Colette’s Cheri being the story of a young man and his love for an older woman, written in flashback it is only after their separation that they realise their love for each other. As in “Spring Tides” our writer finds solace in a younger girl, this girl, La Petite, is coming to terms with the abuses of her step father whilst still trying to find her real parents. But this friendship destroys our narrator’s writing as his love story becomes one of tender friendship:

When you start to write a story, you’re like a traveller who has spied a castle in the distance. In the hope of arriving at it, you take a little road that descends a hillside toward a forest-covered valley. The road narrows and becomes a path that is obliterated here and there, and you’re no longer very sure what place you’ve come to; you feel as if you’re going in circles. Now and then, you walk through a clearing flooded with sunlight, or you swim across a river. When you emerge from the forest, you climb a small mountain. At the summit, you catch sight of the castle, but it is on the next hill and it’s not as beautiful as you’d thought: it’s more like a country house or a large villa. You don’t lose heart, you descent once more into a valley, you take a nearly invisible path through a dark forest, then you climb to the top of the hill and, on your last legs now, you finally arrive at the castle.
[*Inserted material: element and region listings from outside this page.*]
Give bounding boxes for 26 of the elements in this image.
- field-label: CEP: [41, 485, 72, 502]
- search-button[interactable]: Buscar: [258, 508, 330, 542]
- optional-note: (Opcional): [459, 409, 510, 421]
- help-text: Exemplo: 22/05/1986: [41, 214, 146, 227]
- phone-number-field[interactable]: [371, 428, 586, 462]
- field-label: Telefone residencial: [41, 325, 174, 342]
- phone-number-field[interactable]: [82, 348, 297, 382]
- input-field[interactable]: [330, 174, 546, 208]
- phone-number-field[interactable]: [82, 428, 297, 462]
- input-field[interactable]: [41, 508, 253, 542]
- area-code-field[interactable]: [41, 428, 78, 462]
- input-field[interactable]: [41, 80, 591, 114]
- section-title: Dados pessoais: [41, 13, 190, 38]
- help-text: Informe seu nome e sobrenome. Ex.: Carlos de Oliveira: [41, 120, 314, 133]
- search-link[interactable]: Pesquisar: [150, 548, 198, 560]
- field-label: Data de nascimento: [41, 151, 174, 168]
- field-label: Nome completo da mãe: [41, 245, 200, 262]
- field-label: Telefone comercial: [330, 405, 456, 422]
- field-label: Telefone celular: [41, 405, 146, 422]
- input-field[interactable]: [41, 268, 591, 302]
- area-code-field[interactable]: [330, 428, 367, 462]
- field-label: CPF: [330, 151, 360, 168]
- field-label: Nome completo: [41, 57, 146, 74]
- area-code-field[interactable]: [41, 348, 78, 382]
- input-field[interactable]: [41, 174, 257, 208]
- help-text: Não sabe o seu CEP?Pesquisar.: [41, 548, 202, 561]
In reality, it’s not a castle or a villa or even a country home: it’s just a dilapidated old house that, oddly enough, looks very much like the one in which you spent your childhood.

Another simple fable, with an ethereal quality, you become wrapped in the narrator’s life, his solitude, his loneliness, his quest for love, his desire to write. I haven’t given too much of the plot away here, as the quest for the mysterious Marika and the relationship with La Petite are the thread throughout, however again, this is a work where the surface and the stark writing actually reveal a lot more than the mere words on the page. A beautiful work, one to celebrate:

“I’m a person,” she told me, “who always wants to bite. I’m like an alley cat that everybody’s mistreated: my normal reaction is to want to bite and scratch. But when I read your books, it’s as if I’ve been given permission to be not so aggressive, to be gentle for a little while. As if somebody had told me: Be gentle if you want, nothing will happen, no one will harm you. Do you understand what I’m trying to say?”